Shawn dropped his keys into his pocket and shrugged off his jacket, then tossed it over the back of a kitchen chair. “Have you ever known me to resist your pancakes?” His breath caught as he turned and got his first good look of the day at Rob, who was shirtless in pajama pants, his dark hair still rumpled from sleep. Damn, you’re beautiful. “Though I could be tempted to give them a pass.” He reached past Rob to turn off the stove and move the frying pan off the hot burner. Safety issues taken care of, he pushed Rob gently up against the countertop and pulled his head down for a good-morning kiss.

“Ugh. PDAs first thing in the morning.” Rob’s roommate wandered into the kitchen, already dressed for work at the Tire and Lube Express. “Hey, there’s still pancakes. Yum.” Brandon scooped the last two out of the frying pan and stacked them on top of each other before taking a huge bite. “Damn, Rob, if I were gay, I’d so marry you, just for these.”

Rob chuckled and broke off the kiss. “Thanks, but what makes you think I’d have you?”

Brandon stopped in the middle of shoving his foot into a battered running shoe. “With all this on offer?” He waved the hand still holding the pancakes at his narrow, bony torso in its loose T-shirt. “Like you could resist.”

Shawn buried his face in the side of Rob’s neck and laughed as Rob replied, “Dream on, straight boy.” Rob glanced up at the clock. “You’re gonna miss the bus.”

“Shit!” Cramming the last of the pancakes into his mouth, Brandon grabbed his wallet off the kitchen table and ran for the door. “Have fun shopping! Bring me back something good!”

“More dreams!” Rob shouted as the door clicked closed, and then they listened as the thunder of Brandon racing down the stairs slowly faded.
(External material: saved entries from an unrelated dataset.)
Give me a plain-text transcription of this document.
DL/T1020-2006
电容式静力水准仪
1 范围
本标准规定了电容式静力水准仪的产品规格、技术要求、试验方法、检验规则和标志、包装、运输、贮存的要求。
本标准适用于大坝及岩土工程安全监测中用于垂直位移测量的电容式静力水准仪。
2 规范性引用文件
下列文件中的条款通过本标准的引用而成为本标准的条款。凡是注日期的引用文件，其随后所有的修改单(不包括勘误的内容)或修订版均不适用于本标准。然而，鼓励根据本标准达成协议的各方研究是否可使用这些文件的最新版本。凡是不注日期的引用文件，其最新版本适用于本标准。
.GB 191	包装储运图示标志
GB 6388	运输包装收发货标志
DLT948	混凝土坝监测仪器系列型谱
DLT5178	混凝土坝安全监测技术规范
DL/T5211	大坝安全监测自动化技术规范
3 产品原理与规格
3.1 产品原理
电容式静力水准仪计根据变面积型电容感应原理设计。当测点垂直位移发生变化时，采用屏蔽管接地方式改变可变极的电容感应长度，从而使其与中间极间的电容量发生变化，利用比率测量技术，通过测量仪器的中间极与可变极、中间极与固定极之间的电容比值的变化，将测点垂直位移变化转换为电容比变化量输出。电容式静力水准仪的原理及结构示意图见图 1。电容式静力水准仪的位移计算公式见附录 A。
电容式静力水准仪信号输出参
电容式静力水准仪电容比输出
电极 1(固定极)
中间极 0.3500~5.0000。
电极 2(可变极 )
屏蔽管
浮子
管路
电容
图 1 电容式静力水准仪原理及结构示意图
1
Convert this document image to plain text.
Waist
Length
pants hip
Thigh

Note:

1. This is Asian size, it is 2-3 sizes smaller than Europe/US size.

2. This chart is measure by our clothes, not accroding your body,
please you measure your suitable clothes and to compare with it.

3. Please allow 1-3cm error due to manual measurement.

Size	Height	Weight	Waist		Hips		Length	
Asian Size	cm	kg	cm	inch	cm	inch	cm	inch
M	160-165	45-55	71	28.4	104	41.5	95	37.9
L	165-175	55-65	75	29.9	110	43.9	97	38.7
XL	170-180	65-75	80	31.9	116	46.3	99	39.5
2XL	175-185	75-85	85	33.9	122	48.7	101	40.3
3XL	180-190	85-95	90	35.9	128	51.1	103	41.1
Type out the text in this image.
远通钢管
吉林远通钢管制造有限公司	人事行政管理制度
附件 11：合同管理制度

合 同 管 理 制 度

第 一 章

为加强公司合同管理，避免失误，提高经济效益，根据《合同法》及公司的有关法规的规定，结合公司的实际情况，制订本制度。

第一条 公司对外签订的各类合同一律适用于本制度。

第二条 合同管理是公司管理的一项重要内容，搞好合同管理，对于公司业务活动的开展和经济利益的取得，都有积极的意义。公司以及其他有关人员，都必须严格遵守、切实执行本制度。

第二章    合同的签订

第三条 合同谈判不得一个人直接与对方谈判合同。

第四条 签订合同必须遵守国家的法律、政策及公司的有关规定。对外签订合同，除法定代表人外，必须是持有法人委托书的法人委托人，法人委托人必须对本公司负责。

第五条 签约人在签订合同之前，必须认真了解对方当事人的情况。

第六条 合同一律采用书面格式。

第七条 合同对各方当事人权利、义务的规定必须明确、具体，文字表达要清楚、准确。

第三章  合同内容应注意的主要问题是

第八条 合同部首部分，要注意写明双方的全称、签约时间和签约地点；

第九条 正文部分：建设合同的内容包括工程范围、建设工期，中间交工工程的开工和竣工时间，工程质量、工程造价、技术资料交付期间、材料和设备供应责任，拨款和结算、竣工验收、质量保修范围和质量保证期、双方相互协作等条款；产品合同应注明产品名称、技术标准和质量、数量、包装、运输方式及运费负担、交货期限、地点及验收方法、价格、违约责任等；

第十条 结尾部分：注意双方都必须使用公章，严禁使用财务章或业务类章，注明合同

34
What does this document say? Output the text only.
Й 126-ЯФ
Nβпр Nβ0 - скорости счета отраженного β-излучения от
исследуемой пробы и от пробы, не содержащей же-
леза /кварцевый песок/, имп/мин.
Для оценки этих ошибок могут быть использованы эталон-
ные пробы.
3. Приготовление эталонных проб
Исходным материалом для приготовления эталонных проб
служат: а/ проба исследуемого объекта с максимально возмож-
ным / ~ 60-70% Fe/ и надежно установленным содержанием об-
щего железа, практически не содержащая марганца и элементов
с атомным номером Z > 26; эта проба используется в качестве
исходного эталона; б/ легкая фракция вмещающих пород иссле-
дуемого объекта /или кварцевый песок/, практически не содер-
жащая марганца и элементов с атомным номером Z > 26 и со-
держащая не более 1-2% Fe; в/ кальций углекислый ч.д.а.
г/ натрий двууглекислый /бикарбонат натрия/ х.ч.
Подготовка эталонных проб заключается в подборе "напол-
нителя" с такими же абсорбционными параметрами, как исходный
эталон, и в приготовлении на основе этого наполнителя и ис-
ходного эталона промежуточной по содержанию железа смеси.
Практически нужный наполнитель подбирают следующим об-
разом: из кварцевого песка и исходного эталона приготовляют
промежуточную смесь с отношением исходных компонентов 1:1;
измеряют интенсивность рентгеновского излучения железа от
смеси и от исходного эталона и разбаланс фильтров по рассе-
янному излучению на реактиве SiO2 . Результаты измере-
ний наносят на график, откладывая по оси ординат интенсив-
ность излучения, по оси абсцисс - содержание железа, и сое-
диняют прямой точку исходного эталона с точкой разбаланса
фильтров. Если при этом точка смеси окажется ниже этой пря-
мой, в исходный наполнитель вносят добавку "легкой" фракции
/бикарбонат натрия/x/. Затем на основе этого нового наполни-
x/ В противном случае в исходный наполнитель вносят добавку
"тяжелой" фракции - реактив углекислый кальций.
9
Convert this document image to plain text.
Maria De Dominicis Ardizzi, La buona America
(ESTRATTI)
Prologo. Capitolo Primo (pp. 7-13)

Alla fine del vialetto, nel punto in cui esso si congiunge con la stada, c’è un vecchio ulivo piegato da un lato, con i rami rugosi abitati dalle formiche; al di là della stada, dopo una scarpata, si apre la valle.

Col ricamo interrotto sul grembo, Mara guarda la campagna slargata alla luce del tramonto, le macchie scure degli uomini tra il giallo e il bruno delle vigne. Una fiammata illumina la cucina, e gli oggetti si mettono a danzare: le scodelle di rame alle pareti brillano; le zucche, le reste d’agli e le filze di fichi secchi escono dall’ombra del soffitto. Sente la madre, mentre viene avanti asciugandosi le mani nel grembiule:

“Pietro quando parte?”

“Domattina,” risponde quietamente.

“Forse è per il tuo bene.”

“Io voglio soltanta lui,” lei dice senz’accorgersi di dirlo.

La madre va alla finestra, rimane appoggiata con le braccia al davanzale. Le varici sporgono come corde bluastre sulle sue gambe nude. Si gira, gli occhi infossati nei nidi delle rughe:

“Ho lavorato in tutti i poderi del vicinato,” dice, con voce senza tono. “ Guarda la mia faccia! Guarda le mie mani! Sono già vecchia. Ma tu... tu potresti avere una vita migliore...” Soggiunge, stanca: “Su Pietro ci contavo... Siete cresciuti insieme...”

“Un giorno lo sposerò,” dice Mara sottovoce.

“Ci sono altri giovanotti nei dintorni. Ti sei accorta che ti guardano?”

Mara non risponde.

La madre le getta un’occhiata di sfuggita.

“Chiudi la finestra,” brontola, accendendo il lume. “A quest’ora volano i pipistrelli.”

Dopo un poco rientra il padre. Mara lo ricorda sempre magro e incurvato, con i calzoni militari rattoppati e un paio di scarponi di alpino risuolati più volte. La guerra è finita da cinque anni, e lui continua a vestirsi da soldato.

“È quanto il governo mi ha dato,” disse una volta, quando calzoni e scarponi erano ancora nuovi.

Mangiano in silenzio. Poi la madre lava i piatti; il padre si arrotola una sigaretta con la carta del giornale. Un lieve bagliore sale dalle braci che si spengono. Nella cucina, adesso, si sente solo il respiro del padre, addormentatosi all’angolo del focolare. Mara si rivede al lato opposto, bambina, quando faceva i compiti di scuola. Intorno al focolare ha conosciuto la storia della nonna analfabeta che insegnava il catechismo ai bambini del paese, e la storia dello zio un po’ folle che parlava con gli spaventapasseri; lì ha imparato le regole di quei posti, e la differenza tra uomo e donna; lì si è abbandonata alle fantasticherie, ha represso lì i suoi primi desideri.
Rob turned back to Shawn, who nestled closer, sliding one leg in between Rob’s. With a contented sigh, Rob shifted to make space for Shawn’s thigh and bent his head down for another kiss. Shawn lifted up on his toes—Rob’s extra three inches of height were all in his legs, Shawn was sure—and ground against Rob’s hip as he kissed and teased at the other man’s mouth.

When Shawn finally let him up for air, Rob’s voice was hoarse and low. “Are you in a rush to go shopping?”

Shawn brought his lips to Rob’s throat. He stopped just before they touched it, though. “Stores are open till midnight,” he said, letting his words brush ghostly fingers over the pulse hammering away in Rob’s neck. Color bloomed behind them, as if his words had called it into being.

“I suppose we might get there before then.” Rob let his head fall back and groaned as Shawn flicked the tip of his tongue over the glowing skin.

“The sooner we get to your bedroom, the sooner we get out to get Halloween costumes,” Shawn whispered, his lips grazing the corner of Rob’s jaw.

“Who cares about costumes?” Rob hooked a knee behind Shawn’s leg and rubbed his own up and down against it. “For that matter, who cares about the bedroom?”

Shawn laughed and stepped back. “You will, if you get bruises from the edge of the counter again. Follow me, Software, and let me parse your code in comfort.”

“I love it when you talk dirty. Lead on, Hardware.”